If I haven’t mentioned it before, I’d like to remind you that I am a Tech babe for life! For years I honed my skills as a programmer (certified by Java and Oracle) while employed by some of the best companies in the world. My apps were stellar (if I do say so myself) and clients were always happy. However, as a young programmer, I’d look around and see very few female programmers, and even fewer people of color venturing into the world of technology. Today, I’m so excited to be co-developing some really exciting initiatives to improve the pipeline of women and underserved minorities in technology. More to come on my technology initiatives in future posts….

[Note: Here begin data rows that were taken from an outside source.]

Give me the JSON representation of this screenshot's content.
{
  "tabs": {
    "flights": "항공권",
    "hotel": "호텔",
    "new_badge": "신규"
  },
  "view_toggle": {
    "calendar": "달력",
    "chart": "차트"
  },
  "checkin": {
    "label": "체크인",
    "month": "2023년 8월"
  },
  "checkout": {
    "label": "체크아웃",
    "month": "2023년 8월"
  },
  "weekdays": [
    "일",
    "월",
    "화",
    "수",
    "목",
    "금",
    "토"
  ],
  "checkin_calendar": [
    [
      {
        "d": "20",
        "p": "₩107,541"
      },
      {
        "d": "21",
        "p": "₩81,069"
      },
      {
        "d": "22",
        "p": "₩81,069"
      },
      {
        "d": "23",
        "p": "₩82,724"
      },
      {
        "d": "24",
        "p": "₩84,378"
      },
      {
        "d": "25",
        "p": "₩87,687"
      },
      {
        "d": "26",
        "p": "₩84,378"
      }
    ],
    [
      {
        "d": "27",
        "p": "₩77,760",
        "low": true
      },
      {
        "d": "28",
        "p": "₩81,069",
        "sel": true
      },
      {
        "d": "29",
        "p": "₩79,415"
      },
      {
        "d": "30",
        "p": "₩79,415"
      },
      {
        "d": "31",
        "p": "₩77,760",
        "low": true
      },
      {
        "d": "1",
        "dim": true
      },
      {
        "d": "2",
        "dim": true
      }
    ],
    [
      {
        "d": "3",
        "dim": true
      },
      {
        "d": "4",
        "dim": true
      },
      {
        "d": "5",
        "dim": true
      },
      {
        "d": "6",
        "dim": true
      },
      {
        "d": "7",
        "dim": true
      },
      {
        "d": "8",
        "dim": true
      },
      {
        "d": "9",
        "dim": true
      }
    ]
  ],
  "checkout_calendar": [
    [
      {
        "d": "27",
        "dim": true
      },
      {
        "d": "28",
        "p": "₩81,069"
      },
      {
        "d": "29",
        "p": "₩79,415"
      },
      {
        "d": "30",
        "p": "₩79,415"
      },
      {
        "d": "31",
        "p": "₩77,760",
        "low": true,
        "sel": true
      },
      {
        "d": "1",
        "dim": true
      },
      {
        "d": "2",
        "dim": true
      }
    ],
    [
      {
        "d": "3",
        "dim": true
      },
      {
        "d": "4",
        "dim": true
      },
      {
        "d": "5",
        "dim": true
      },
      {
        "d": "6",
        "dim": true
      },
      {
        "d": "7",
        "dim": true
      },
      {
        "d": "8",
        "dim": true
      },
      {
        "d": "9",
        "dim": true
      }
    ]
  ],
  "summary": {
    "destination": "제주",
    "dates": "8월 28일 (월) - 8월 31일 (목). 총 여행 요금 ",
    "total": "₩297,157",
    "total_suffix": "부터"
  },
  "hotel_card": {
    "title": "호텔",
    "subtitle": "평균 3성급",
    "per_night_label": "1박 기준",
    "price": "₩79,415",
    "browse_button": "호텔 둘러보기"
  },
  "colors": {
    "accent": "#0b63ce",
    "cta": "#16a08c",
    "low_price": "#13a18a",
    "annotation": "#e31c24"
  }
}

The red chair in the photo above is part of the NCWIT Red Chair campaign to support and improve opportunities for Women in Technology. Current data on the issue shows that NCWIT’s campaign is urgently needed. Consider the following data published by the University of Buffalo in February, 2014:
- Women make up nearly half of the workforce, yet they held only one quarter of all technology and computing jobs in 2011, according to the U.S. Census Bureau.
- In 2008, women earned more than half — 57 percent — of all bachelor’s degrees, but only 18 percent of the degrees awarded in computer and information science, down from 37 percent in 1985, the National Center for Women & Information Technology reported in its “By the Numbers 2009.”
- According to a study by the Center for Work-Life Policy, 74 percent of women in technology report “loving their work,” yet 56 percent leave their careers at the “mid-level” point — more than double the quit rate for men. And they’re leaving not because of family obligations, but because they’re dissatisfied with their jobs.
- Only 10 percent of corporate officer positions and 11 percent of board of directors’ positions at Fortune 500 technology companies were held by women, according to the 2008 census of corporate officers and top earners of Fortune 500 companies by Catalyst, a nonprofit devoted to expanding opportunities for women and business.
I hope that more women (and men) join me in this red chair.